An emphasis of the meeting was that all black Americans — East Africans, West Africans, the descendants of slaves — must work together.
Abdulahi Farah, a leader of the Muslim Coalition, said the problem is beyond reform. “The only path forward is to dismantle and get rid of it,” he said.
Mohamed Sharif, a Somali-American, said he was detained and put in a squad car when he was 10. He had been playing on a soccer field in a game with police officers.
“I’ve never had any good experiences with the police,” he said.
Sharif said his community is overpoliced and has been able to effectively police itself since the unrest started after Floyd’s death.

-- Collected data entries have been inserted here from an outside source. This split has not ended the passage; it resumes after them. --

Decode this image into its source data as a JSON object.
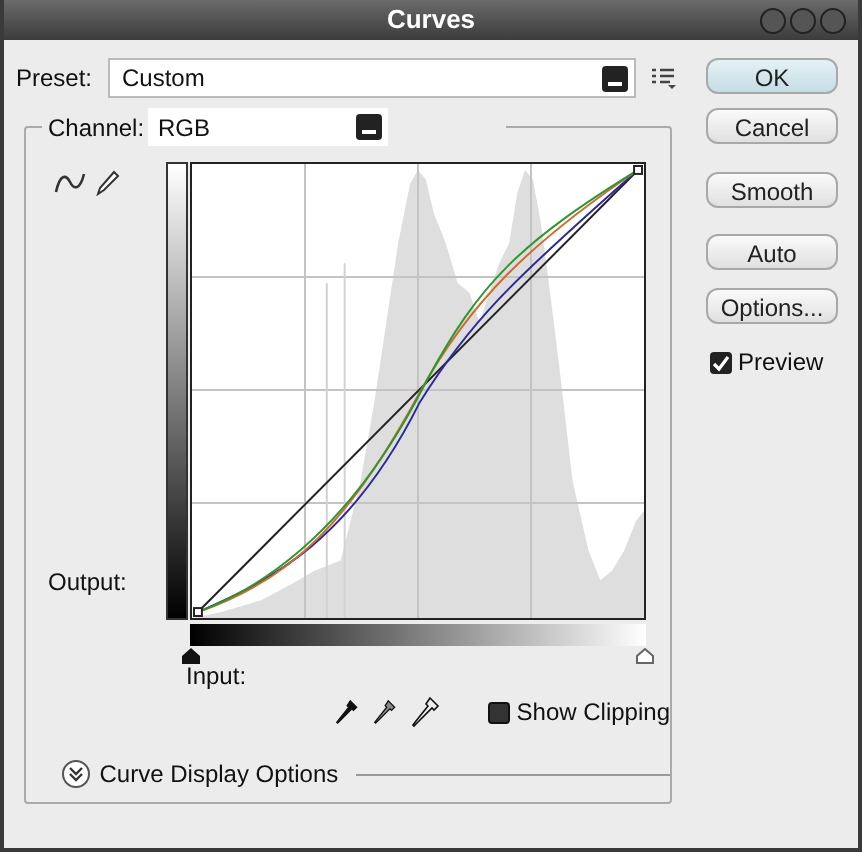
{
  "window": {
    "title": "Curves"
  },
  "preset": {
    "label": "Preset:",
    "value": "Custom"
  },
  "channel": {
    "label": "Channel:",
    "value": "RGB"
  },
  "output_label": "Output:",
  "input_label": "Input:",
  "show_clipping": {
    "label": "Show Clipping",
    "checked": false
  },
  "display_options": {
    "label": "Curve Display Options",
    "expanded": false
  },
  "buttons": [
    {
      "label": "OK",
      "kind": "default"
    },
    {
      "label": "Cancel",
      "kind": "normal"
    },
    {
      "label": "Smooth",
      "kind": "normal"
    },
    {
      "label": "Auto",
      "kind": "normal"
    },
    {
      "label": "Options...",
      "kind": "normal"
    }
  ],
  "preview": {
    "label": "Preview",
    "checked": true
  }
}
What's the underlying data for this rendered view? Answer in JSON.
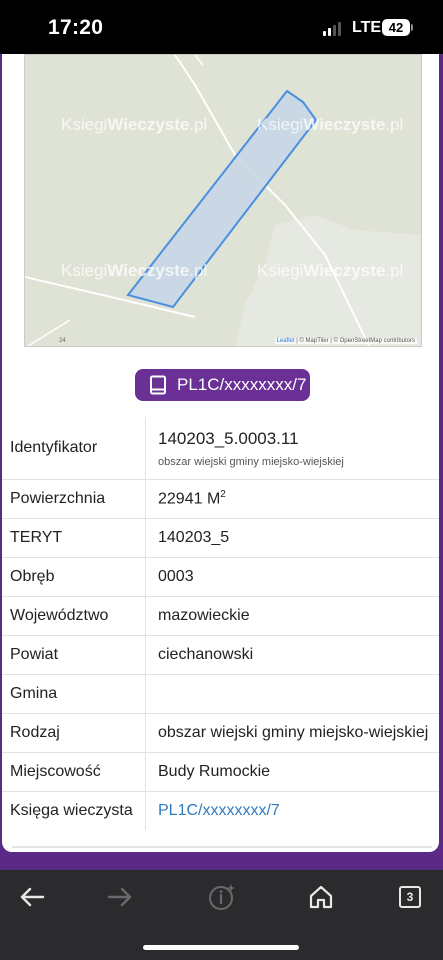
{
  "status_bar": {
    "time": "17:20",
    "network": "LTE",
    "battery": "42"
  },
  "map": {
    "watermark_light": "Ksiegi",
    "watermark_bold": "Wieczyste",
    "watermark_suffix": ".pl",
    "attribution_leaflet": "Leaflet",
    "attribution_rest": " | © MapTiler | © OpenStreetMap contributors",
    "scale_label": "24",
    "parcel_fill": "#c5d6e6",
    "parcel_stroke": "#4a8fe0"
  },
  "land_register_button": {
    "label": "PL1C/xxxxxxxx/7",
    "icon": "book-icon"
  },
  "details": {
    "identifier": {
      "label": "Identyfikator",
      "value": "140203_5.0003.11",
      "subtext": "obszar wiejski gminy miejsko-wiejskiej"
    },
    "area": {
      "label": "Powierzchnia",
      "value": "22941 M",
      "unit_sup": "2"
    },
    "teryt": {
      "label": "TERYT",
      "value": "140203_5"
    },
    "precinct": {
      "label": "Obręb",
      "value": "0003"
    },
    "voivodeship": {
      "label": "Województwo",
      "value": "mazowieckie"
    },
    "county": {
      "label": "Powiat",
      "value": "ciechanowski"
    },
    "commune": {
      "label": "Gmina",
      "value": ""
    },
    "kind": {
      "label": "Rodzaj",
      "value": "obszar wiejski gminy miejsko-wiejskiej"
    },
    "locality": {
      "label": "Miejscowość",
      "value": "Budy Rumockie"
    },
    "land_register": {
      "label": "Księga wieczysta",
      "value": "PL1C/xxxxxxxx/7"
    }
  },
  "browser_toolbar": {
    "tab_count": "3"
  },
  "colors": {
    "accent": "#6b3096",
    "frame": "#5b2a86",
    "link": "#2f7bbf",
    "toolbar": "#2b2b2d"
  }
}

Christian Ray was at a house party in Minneapolis when he was 17, wearing all red. When the police shut down the party, an officer told him he was probably a gang member and should be arrested. Ray was not arrested because he had no record, but the knee-jerk threat from the officer stayed with him.
“This is how the Police Department views our community — as criminals, thugs, and not as people to be served,” Ray said.
People at the meeting broke into smaller groups and brainstormed ideas. Some of the police department’s $193 million budget should be shifted into programs for young people, said Fullman, an organizer for the faith coalition ISAIAH.
But the core of the meeting was a restatement of the belief that the Police Department in its current form is irredeemable, and that it’s up to community members to step forward and organize to work toward something new and concrete when it comes to community safety. An undercurrent of the gathering was a new hope.
Ebony Chambers, a north Minneapolis mother and homeowner, said George Floyd’s horrific death was a catalyst, and it seems to her that this time is different.
“Finally I see a difference, a change,” she said. “It’s a little bit of relief. You don’t have in the back of your mind that nobody’s listening to you anymore.”